“People should not underestimate me,” Sanders said. “I’ve run outside of the two-party system, defeating Democrats and Republicans, taking on big-money candidates and, you know, I think the message that has resonated in Vermont is a message that can resonate all over this country.” [Associated Press]
IT IS a long-shot, no chance candidacy, but what Senator Bernie Sanders brings to the 2016 debate is an unabashed frankness and unapologetic in your face picture of our country’s economic stratification.
“What we have seen is that while the average person is working longer hours for lower wages, we have seen a huge increase in income and wealth inequality, which is now reaching obscene levels,” Sanders told the AP.
“This is a rigged economy, which works for the rich and the powerful, and is not working for ordinary Americans. … You know, this country just does not belong to a handful of billionaires.”
Matt Taibbi had a raucous adventure tagging along with Senator Bernie Sanders, no restrictions, writing about it yesterday.
This is why his entrance into the 2016 presidential race is a great thing and not a mere footnote to the inevitable coronation of Hillary Clinton as the Democratic nominee.

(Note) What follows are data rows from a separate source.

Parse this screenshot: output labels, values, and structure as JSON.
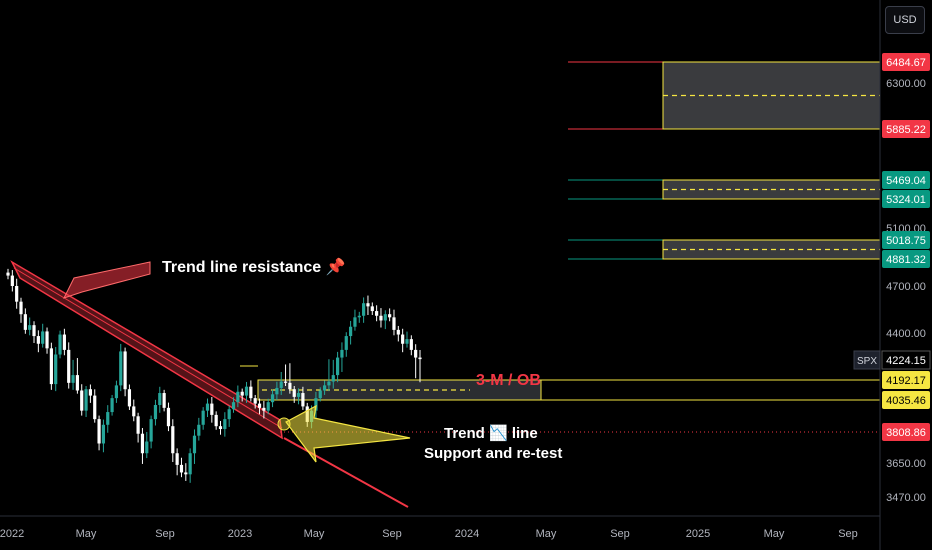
{
  "currency": "USD",
  "symbol": "SPX",
  "colors": {
    "background": "#000000",
    "up": "#26a69a",
    "down": "#ffffff",
    "trendline": "#f23645",
    "yellow": "#f5e642",
    "green": "#089981",
    "red": "#f23645",
    "tick_text": "#b2b5be"
  },
  "chart_data": {
    "type": "candlestick",
    "x_ticks": [
      "2022",
      "May",
      "Sep",
      "2023",
      "May",
      "Sep",
      "2024",
      "May",
      "Sep",
      "2025",
      "May",
      "Sep"
    ],
    "y_ticks": [
      "6300.00",
      "5100.00",
      "4700.00",
      "4400.00",
      "3650.00",
      "3470.00"
    ],
    "current_price": "4224.15",
    "price_tags": [
      {
        "value": "6484.67",
        "kind": "red"
      },
      {
        "value": "5885.22",
        "kind": "red"
      },
      {
        "value": "5469.04",
        "kind": "green"
      },
      {
        "value": "5324.01",
        "kind": "green"
      },
      {
        "value": "5018.75",
        "kind": "green"
      },
      {
        "value": "4881.32",
        "kind": "green"
      },
      {
        "value": "4192.17",
        "kind": "yellow"
      },
      {
        "value": "4035.46",
        "kind": "yellow"
      },
      {
        "value": "3808.86",
        "kind": "red"
      }
    ],
    "zones": [
      {
        "top": "6484.67",
        "bottom": "5885.22",
        "kind": "red"
      },
      {
        "top": "5469.04",
        "bottom": "5324.01",
        "kind": "green"
      },
      {
        "top": "5018.75",
        "bottom": "4881.32",
        "kind": "green"
      },
      {
        "top": "4192.17",
        "bottom": "4035.46",
        "kind": "yellow"
      }
    ],
    "annotations": {
      "resistance": "Trend line resistance 📌",
      "ob": "3-M / OB",
      "support_line1": "Trend 📉 line",
      "support_line2": "Support and re-test"
    }
  }
}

If the press is smart enough to grasp it, his entrance into the race makes for a profound storyline that could force all of us to ask some very uncomfortable questions.
[…] His chief opponents in the race to the White House, meanwhile, derive their power primarily from corporate and financial interests. That doesn’t make them bad people or even bad candidates necessarily, but it’s a fact that the Beltway-media cognoscenti who decide these things make access to money the primary factor in determining whether or not a presidential aspirant is “viable” or “credible.”
Hey, it’s America. Anyone can run for president.